The earlier you start volunteering, the easier it’ll be to fit in an optimal amount of work experience, before the exam period means you start getting tight for time. This also gives you some flexibility. If you realise you don’t enjoy the practical side of your intended course (for example, if you’re applying for medicine but quickly realise you can’t stand the sight of blood) you have time to change your mind - and get some relevant experience in a new field!
Don’t worry about prestige
Many universities specifically advise that as long as it’s relevant, it’s not about where your placement is, but how you use it to strengthen your application. It’s important to be able to reflect and analyse on the skills you gained from work experience. Especially for Oxbridge applicants, admissions tutors will often only be interested in your placement to the extent that you have something intellectually interesting to say about it. This means it’s important not to get caught up in the reputation of where you work or volunteer, but to focus on the experience and skills that you develop instead.

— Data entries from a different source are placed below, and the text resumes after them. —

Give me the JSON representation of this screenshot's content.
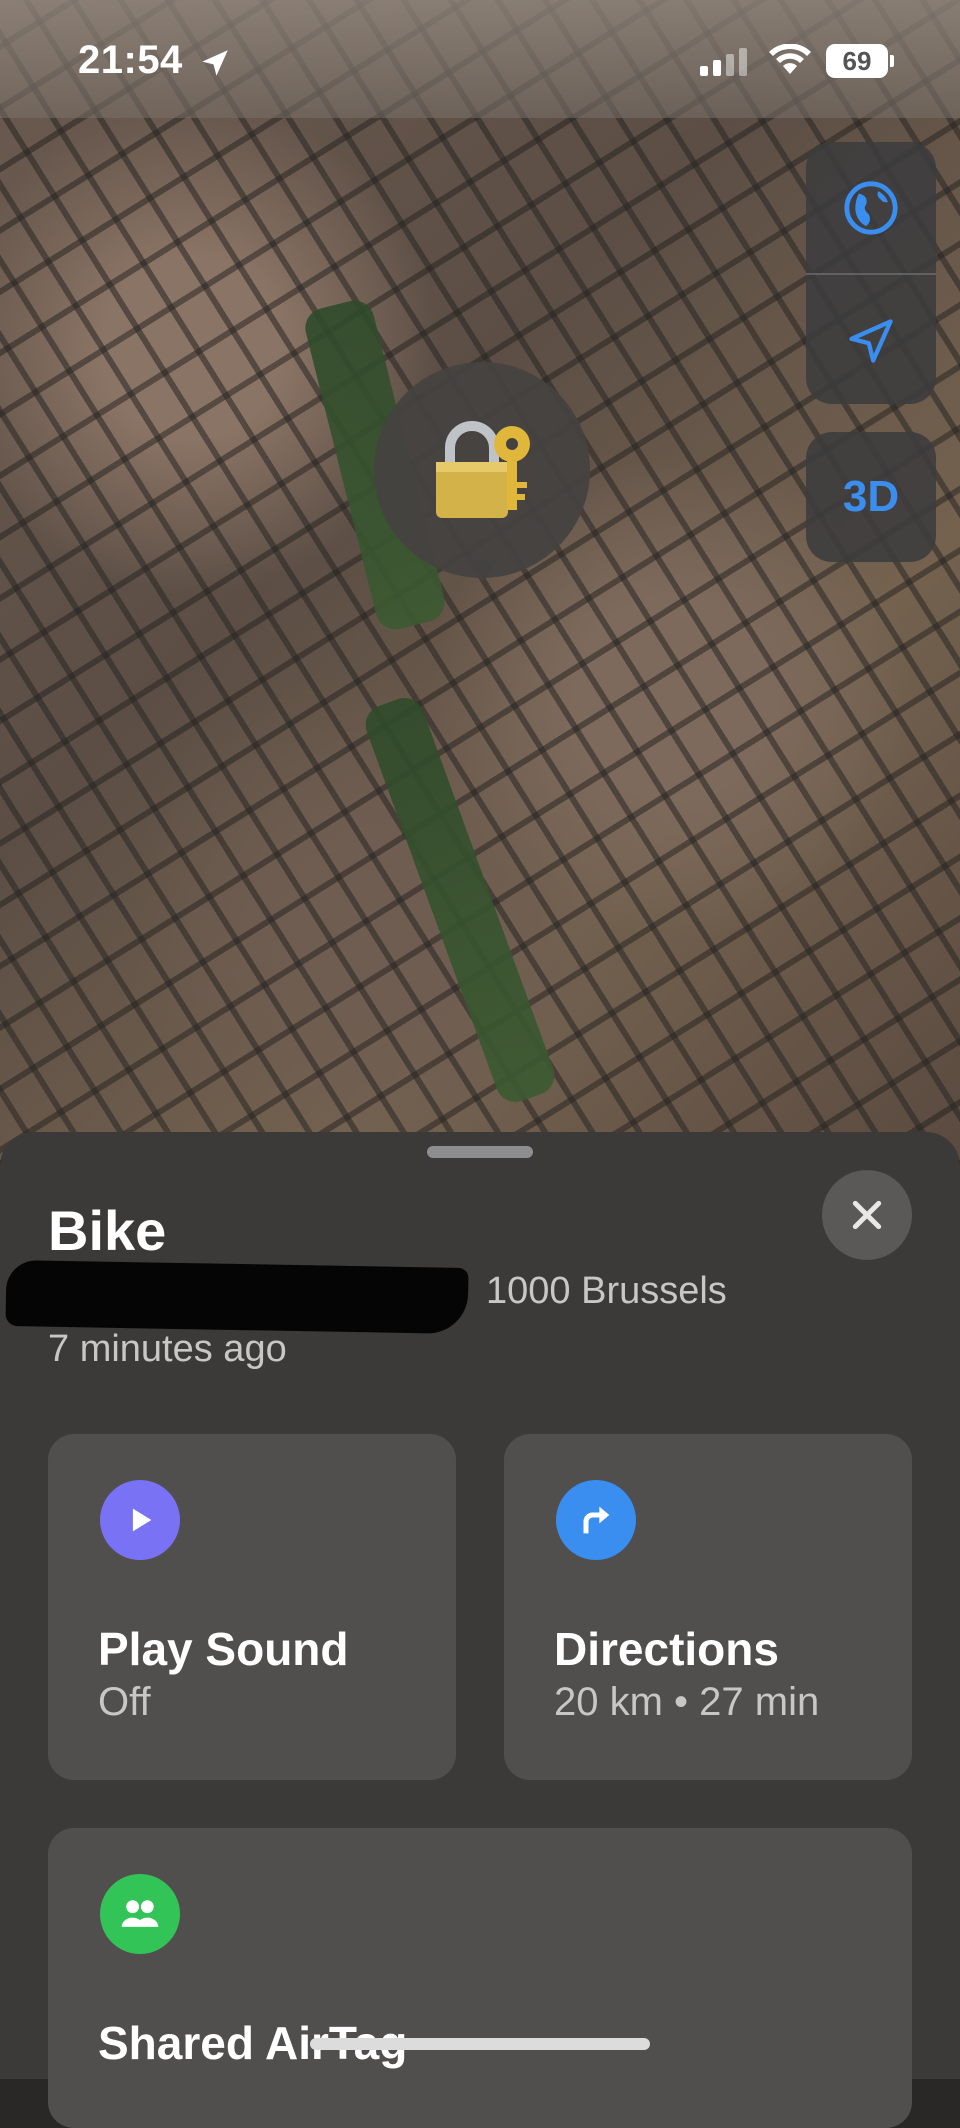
{
  "status_bar": {
    "time": "21:54",
    "battery": "69"
  },
  "map": {
    "controls": {
      "view_mode_icon": "globe-icon",
      "locate_icon": "location-arrow-icon",
      "toggle_3d": "3D"
    },
    "pin_icon": "lock-with-key-icon"
  },
  "sheet": {
    "title": "Bike",
    "address": "1000 Brussels",
    "updated": "7 minutes ago",
    "cards": [
      {
        "title": "Play Sound",
        "subtitle": "Off",
        "icon": "play-icon",
        "color": "#7a72f4"
      },
      {
        "title": "Directions",
        "subtitle": "20 km • 27 min",
        "icon": "turn-right-arrow-icon",
        "color": "#3a8ef0"
      },
      {
        "title": "Shared AirTag",
        "icon": "people-icon",
        "color": "#33c457"
      }
    ]
  },
  "colors": {
    "accent": "#3a8ef0",
    "sheet_bg": "#3b3a39",
    "card_bg": "#504f4e"
  }
}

Plan out what you want to gain from it
Following on from this point, it’s always helpful to decide what you want to gain from your work experience before you start. There might be a specific area that you’re interested in after studying it at school, or you might just be looking to improve on skills such as writing articles. If you know what you’re looking to develop over your time there, you can communicate this to your supervisor, who can help you work on this by assigning relevant tasks.
Write down what you do
In a busy placement, it’s surprising how quickly you can forget the details of your daily tasks. The best way to get around this is to log what you’ve done each day, in a notebook or on your phone, so you can look back on this when writing a personal statement or preparing for interview. For each type of work you’ve carried out, spend some time thinking about the skills you’ve developed, and how you could write or speak about it in an insightful way. For example, for an aspiring veterinary scientist, the ethical considerations of animal euthanasia might be an area of interest. This is a great habit to get into for life beyond university - working out what you’ve gained from work will always be relevant when writing a CV or cover letter.